A couple of notes on this plant: while it is native to New England, it appears in the wild primarily in the Berkshires and western Connecticut. Also, I have seen a few cultivars of the plant in nurseries occasionally; I tried a purple-leafed cultivar two years age, and while it is surviving, it is not thriving and hasn’t yet flowered, so I can’t speak to its pollinator value.

Red baneberry (Actaea rubra)

The red baneberry is the most common of the Actaea, being native all-over New England and seen in the wild in woodlands with rich, moist soil. The base plant has the same large, divided leaves and grows to 18″ or so height and width. The flowers are the same white as the black cohosh, but are a more rounded shape, like a snowball. This plant is native throughout the northern US, and Canada.

New red baneberry planted at the Mill Pond Overlook trail in Chatham

The flowers attract pollinators, and the red berries, which are the earliest berries to emerge in the summer, are a good source of food for birds and the small mammals that can tolerate the toxins.
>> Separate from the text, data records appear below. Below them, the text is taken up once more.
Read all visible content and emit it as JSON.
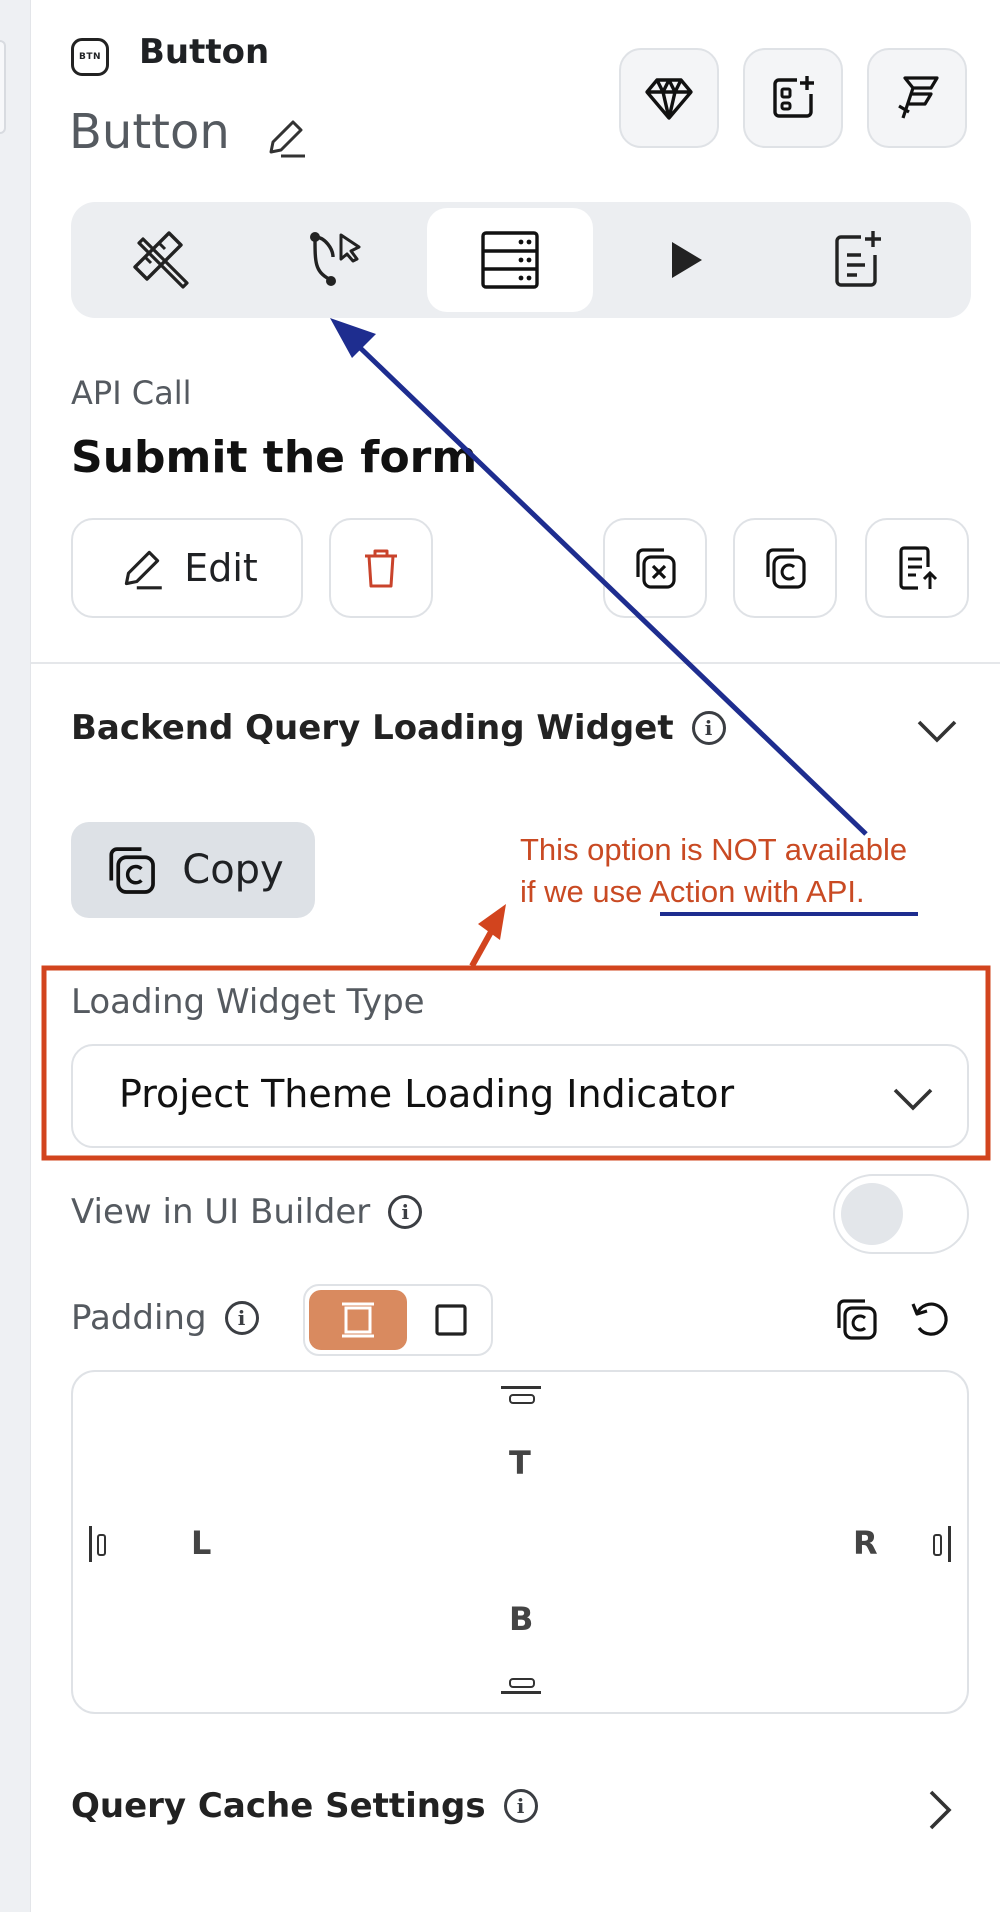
{
  "widget": {
    "badge": "BTN",
    "type_label": "Button",
    "name": "Button"
  },
  "action": {
    "section_label": "API Call",
    "title": "Submit the form",
    "edit_label": "Edit"
  },
  "loading_section": {
    "title": "Backend Query Loading Widget",
    "copy_label": "Copy",
    "type_label": "Loading Widget Type",
    "type_value": "Project Theme Loading Indicator"
  },
  "ui_builder": {
    "label": "View in UI Builder"
  },
  "padding": {
    "label": "Padding",
    "top": "T",
    "left": "L",
    "right": "R",
    "bottom": "B"
  },
  "cache": {
    "label": "Query Cache Settings"
  },
  "annotation": {
    "line1": "This option is NOT available",
    "line2": "if we use Action with API.",
    "text_color": "#c94a23",
    "box_color": "#d2441e",
    "arrow_color": "#1e2d8f"
  },
  "colors": {
    "accent": "#d98a5f",
    "toggle_off": "#e3e6ea"
  }
}
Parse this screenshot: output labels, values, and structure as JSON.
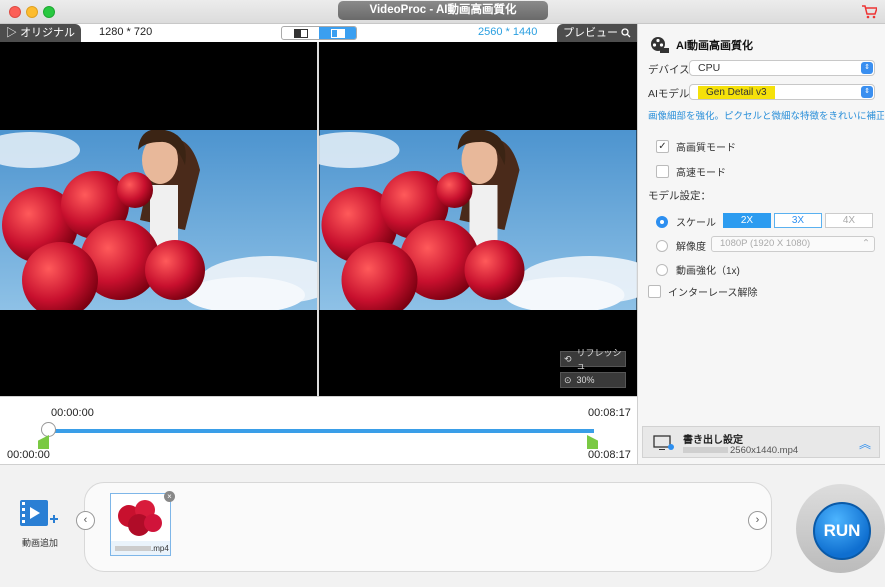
{
  "window": {
    "title": "VideoProc - AI動画高画質化"
  },
  "preview": {
    "original_label": "オリジナル",
    "original_res": "1280 * 720",
    "preview_label": "プレビュー",
    "preview_res": "2560 * 1440",
    "refresh_label": "リフレッシュ",
    "zoom_label": "30%"
  },
  "timeline": {
    "top_left": "00:00:00",
    "top_right": "00:08:17",
    "bottom_left": "00:00:00",
    "bottom_right": "00:08:17"
  },
  "panel": {
    "title": "AI動画高画質化",
    "device_label": "デバイス:",
    "device_value": "CPU",
    "model_label": "AIモデル:",
    "model_value": "Gen Detail v3",
    "description": "画像細部を強化。ピクセルと微細な特徴をきれいに補正！ピ",
    "hq_mode": "高画質モード",
    "fast_mode": "高速モード",
    "model_settings": "モデル設定：",
    "scale_label": "スケール",
    "scale_options": [
      "2X",
      "3X",
      "4X"
    ],
    "resolution_label": "解像度",
    "resolution_value": "1080P (1920 X 1080)",
    "enhance_label": "動画強化（1x)",
    "deinterlace_label": "インターレース解除",
    "export_title": "書き出し設定",
    "export_file": "2560x1440.mp4"
  },
  "bottom": {
    "add_video": "動画追加",
    "thumb_file": ".mp4",
    "run": "RUN"
  },
  "colors": {
    "accent": "#2d9cf0",
    "model_badge": "#f5e10a"
  }
}
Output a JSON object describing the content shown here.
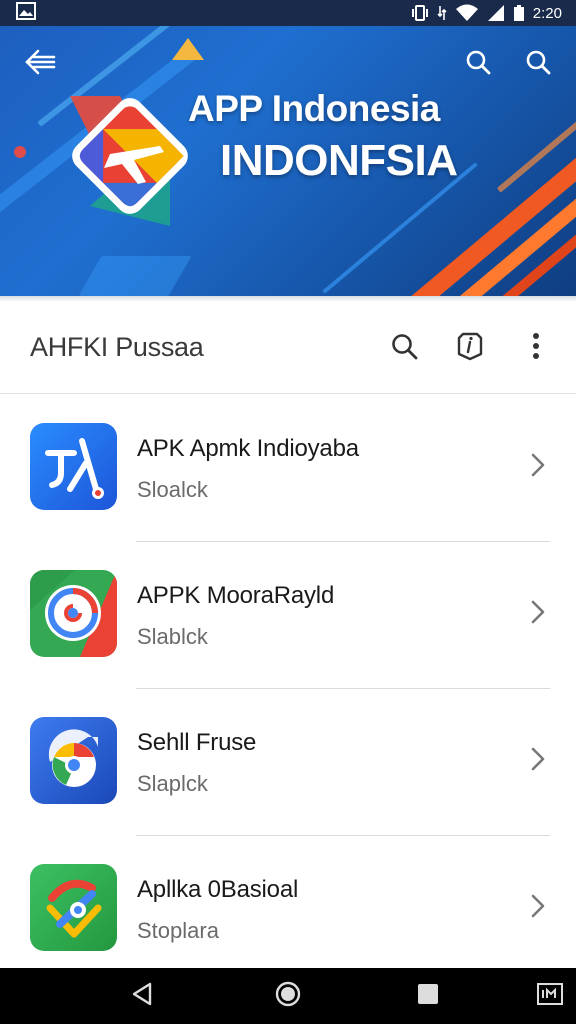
{
  "status_bar": {
    "time": "2:20",
    "icons": [
      "image-notification-icon",
      "vibrate-icon",
      "data-transfer-icon",
      "wifi-icon",
      "signal-icon",
      "battery-icon"
    ]
  },
  "hero": {
    "title_line1": "APP Indonesia",
    "title_line2": "INDONFSIA",
    "icons": [
      "back-arrow-icon",
      "search-icon",
      "search-icon"
    ]
  },
  "app_bar": {
    "title": "AHFKI Pussaa",
    "actions": [
      "search-icon",
      "info-tag-icon",
      "more-vert-icon"
    ]
  },
  "apps": [
    {
      "title": "APK Apmk Indioyaba",
      "subtitle": "Sloalck",
      "icon": "app-icon-blue-runner",
      "colors": [
        "#1e6ff0",
        "#3b8cff"
      ]
    },
    {
      "title": "APPK MooraRayld",
      "subtitle": "Slablck",
      "icon": "app-icon-google-swirl",
      "colors": [
        "#34a853",
        "#ea4335"
      ]
    },
    {
      "title": "Sehll Fruse",
      "subtitle": "Slaplck",
      "icon": "app-icon-chrome-pin",
      "colors": [
        "#1a56c8",
        "#3e7cf0"
      ]
    },
    {
      "title": "Apllka 0Basioal",
      "subtitle": "Stoplara",
      "icon": "app-icon-green-maps",
      "colors": [
        "#2fa84f",
        "#3cc063"
      ]
    }
  ],
  "nav_bar": {
    "buttons": [
      "back-triangle-icon",
      "home-circle-icon",
      "recents-square-icon",
      "screenshot-icon"
    ]
  },
  "colors": {
    "hero_blue": "#1d5fbf",
    "accent_orange": "#f05a22",
    "status_bar": "#1a2a4a",
    "nav_bar": "#000000"
  }
}
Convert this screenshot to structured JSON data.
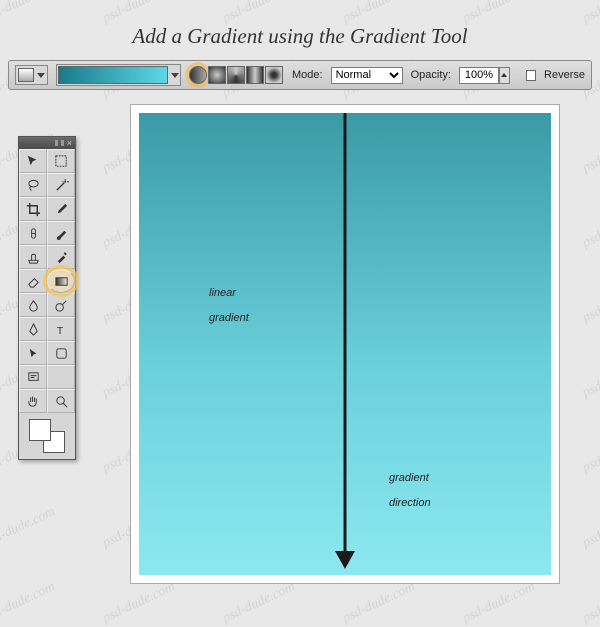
{
  "watermark_text": "psd-dude.com",
  "title": "Add a Gradient using the Gradient Tool",
  "optionsBar": {
    "mode_label": "Mode:",
    "mode_value": "Normal",
    "opacity_label": "Opacity:",
    "opacity_value": "100%",
    "reverse_label": "Reverse",
    "gradient_types": [
      "Linear",
      "Radial",
      "Angle",
      "Reflected",
      "Diamond"
    ],
    "selected_gradient_type": "Linear"
  },
  "toolbox": {
    "tools": [
      "move",
      "marquee",
      "lasso",
      "magic-wand",
      "crop",
      "eyedropper",
      "healing-brush",
      "brush",
      "clone-stamp",
      "history-brush",
      "eraser",
      "gradient",
      "blur",
      "dodge",
      "pen",
      "type",
      "path-select",
      "shape",
      "notes",
      "",
      "hand",
      "zoom"
    ],
    "selected_tool": "gradient",
    "foreground_color": "#ffffff",
    "background_color": "#ffffff"
  },
  "canvas": {
    "label_linear_1": "linear",
    "label_linear_2": "gradient",
    "label_dir_1": "gradient",
    "label_dir_2": "direction"
  }
}
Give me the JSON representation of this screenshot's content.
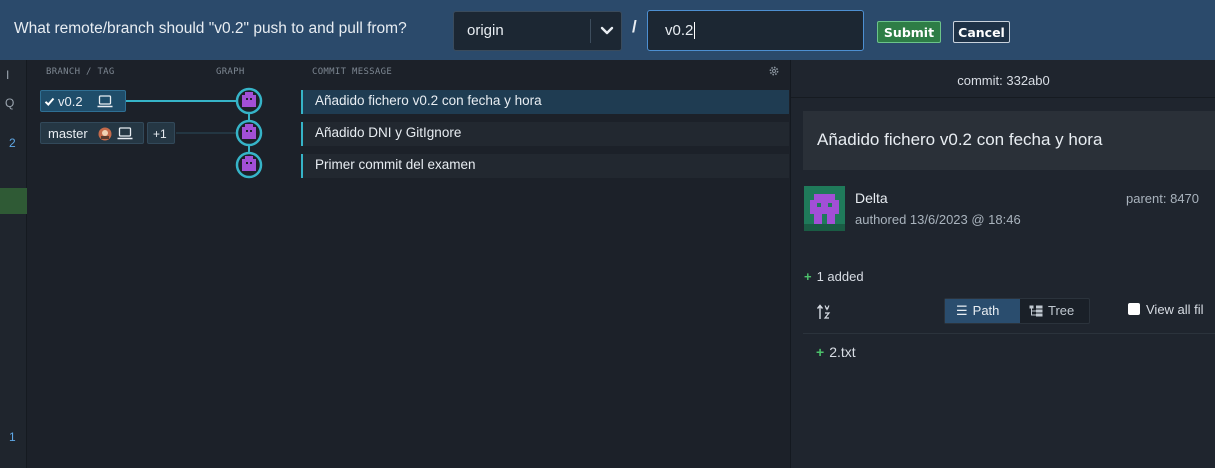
{
  "prompt": {
    "question": "What remote/branch should \"v0.2\" push to and pull from?",
    "remote_value": "origin",
    "branch_value": "v0.2",
    "submit_label": "Submit",
    "cancel_label": "Cancel",
    "separator": "/"
  },
  "left_strip": {
    "marks": [
      "I",
      "Q",
      "2",
      "1"
    ]
  },
  "graph": {
    "headers": {
      "branch_tag": "BRANCH / TAG",
      "graph": "GRAPH",
      "commit_message": "COMMIT MESSAGE"
    },
    "rows": [
      {
        "tag": "v0.2",
        "message": "Añadido fichero v0.2 con fecha y hora",
        "selected": true
      },
      {
        "tag": "master",
        "extra": "+1",
        "message": "Añadido DNI y GitIgnore",
        "selected": false
      },
      {
        "message": "Primer commit del examen",
        "selected": false
      }
    ]
  },
  "detail": {
    "commit_label": "commit: 332ab0",
    "title": "Añadido fichero v0.2 con fecha y hora",
    "author": "Delta",
    "authored": "authored 13/6/2023 @ 18:46",
    "parent": "parent: 8470",
    "added_summary": "1 added",
    "view_path_label": "Path",
    "view_tree_label": "Tree",
    "view_all_label": "View all fil",
    "files": [
      {
        "status": "+",
        "name": "2.txt"
      }
    ]
  },
  "colors": {
    "accent": "#36b4c8",
    "prompt_bar": "#2b4a6b",
    "submit": "#2e7d46",
    "added": "#4cc26b",
    "avatar": "#a24fd6"
  }
}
I have a long drift of these plants that winds its way through the middle of the woodland garden. They have been in place for 7 years and are doing fine. In the early years, they stood out with their larger leaves and white flowers; I seldom saw the berries because the critters got there first. But as the garden matured and it got shadier, they seemed to blend in with the shrubs and become less noticeable. I think that massing these plants, or positioning them more as a specimen, would have been a better planting design choice than a drift.

White baneberry (Actaea pachypoda)

I have just managed to find and plant some of this species this year; they are popular, so you have to act fact when you see them for sale. The reason for this popularity is their unique berries, called dolls eyes.

Images of white baneberry flowers and dolls eye berries, from the Internet

The base plant is much like the red baneberry, perhaps a bit smaller. The flower is also white, but it is an elongated panicle, halfway between the spikes of the black cohosh and the snowball of the red baneberry. The flowers turn into pure white berries, each with a black “eye” on the fruit tip, making it look like an eyeball staring out from a doll. This plant is native throughout the eastern US, including the South.

Newly planted white baneberry in the woodland garden

In my garden I am trying them in two places. One is in the woodland garden in a new spot I started last year for ferns and sedges. The other is at the end of the Glory Garden, in a shady spot under a Japanese maple. The plants in both sites have done well this summer but have not flowered. I will be watching for blooms next year.